Brewing training launched by Queensland high school

Redcliffe SHS Brewing course

Teachers David Christie, Andrew Coady and Phil Morrison with Principal Shona McKinley (far right) and Ministers Fentiman and D’Ath

A Queensland high school has seen the potential in future brewing jobs, launching a school-based brewing course for its students today.

Redcliffe State High School has introduced a Certificate III in Food Processing (Microbrewing) ahead of TAFE Queensland’s plans for a similar course next year.

Principal Shona McKinlay and her team saw that while the wine industry had a number of school-based training options in the state, there were none for the state’s burgeoning craft beer industry, leading the school to independently invest in a brewkit and training for staff to enable them to deliver the course.

The initiative – 3Eagles Brewing – was launched officially today at an event with Shannon Fentiman, Minister for Communities, Women and Youth, and local member for the Redcliffe district Yvette D’Ath, who is also Minister for Justice, Training and Skills.

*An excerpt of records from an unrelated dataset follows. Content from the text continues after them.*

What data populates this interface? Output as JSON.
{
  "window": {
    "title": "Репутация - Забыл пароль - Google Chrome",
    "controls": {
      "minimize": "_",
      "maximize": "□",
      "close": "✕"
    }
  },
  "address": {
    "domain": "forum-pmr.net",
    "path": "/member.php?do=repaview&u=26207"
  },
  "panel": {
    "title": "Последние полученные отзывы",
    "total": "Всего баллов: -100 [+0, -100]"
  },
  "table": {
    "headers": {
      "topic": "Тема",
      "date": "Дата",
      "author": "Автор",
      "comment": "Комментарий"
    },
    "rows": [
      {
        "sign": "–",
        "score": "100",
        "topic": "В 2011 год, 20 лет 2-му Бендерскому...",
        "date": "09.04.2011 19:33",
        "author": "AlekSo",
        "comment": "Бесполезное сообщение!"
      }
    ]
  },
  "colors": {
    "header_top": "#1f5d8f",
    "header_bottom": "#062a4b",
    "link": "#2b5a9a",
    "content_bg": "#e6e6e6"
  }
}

Redcliffe SHS worked with training provider Calibre to develop the two-year course, and delivery of the Cert III training will begin in February 2020. It is being offered to 22 students from Year 11.

McKinlay said brewing was increasingly a viable career path for students.

“We saw how many breweries were opening up, and I thought, there’s an opportunity there for our students at school to go into a new and emerging field,” explained McKinlay.

“We’ve been thinking about it for a couple of years and spoke to a couple of people on my staff.

“We had to look around and find a course, that was the most difficult part of getting this started – finding someone who was willing to partner with us and get the course going.”

Three teachers, David Christie, Andrew Coady and Phil Morrison will lead the course, and have been in training since April to help deliver it, under the 3 Eagles Brewery banner. They were also presented with their own certificates for graduating the course at the ceremony.

While Redcliffe SHS launched the programme independently of the state government’s Craft Beer Strategy, McKinlay said the focus on craft brewing from them, and the sheer number of breweries popping up in Queensland meant that launching the course seemed the forward-thinking route.

“We read the Craft Beer Strategy that Cameron Dick released last year, and thought, well we’re surely on the right path,”she said.


Minister Fentiman, who attended the launch event, said the course “makes so much sense”.

“We’re going to need 20,000 new workers in hospitality and tourism in the next two years. So the students that are enrolled in this course next year are getting a fantastic head start in a rewarding career in hospitality, tourism and brewing, so I want to congratulate everyone involved in this phenomenal project.

“To get a craft brewing certificate in a high school, I can’t imagine the challenges you had to face.

“The skills these students are getting [are] not just about brewing the beer, the customer service skills these students will get, their Responsible Service of Alcohol, this sets them up for a wonderful career in hospitality.”

She said that the department had approved the certificate, and the school would be getting funding from the state government towards its goals.

“This is about preparing the next generation of hospitality workers with the skills they need to be work ready when they leave this great school,” she said.

Principal McKinlay said the team invested in a brewkit, a 3-vessel brew system from Cheeky Peak Brewery.

“Because of the size of our brewery we can only do 22 kids at a time,” she said, although 36 applied.

In future, the school would be looking to expand the Certificate III.

“Just at this moment we’re making sure we have the basics right, and then looking at outside of school courses, whether it’s adults or kids from other schools, we could look at being a training provider,” she explained.

McKinlay said that the course had been supported by parents, and the team had considered the issues with the alcohol industry and working with students.

“Once they are over 18, which they will be in year 12 it won’t be bad, but they will taste wort as it’s not fermented and has no alcohol, [before that] and that’s it,” she said.

“We’re giving them skills to get them a job, it’s not about alcohol, it’s about providing them with that opportunity.

“They will do their Responsible Service of Alcohol and they see how you make it and the science of it, and realise it’s not about drinking, it’s about science and skills.”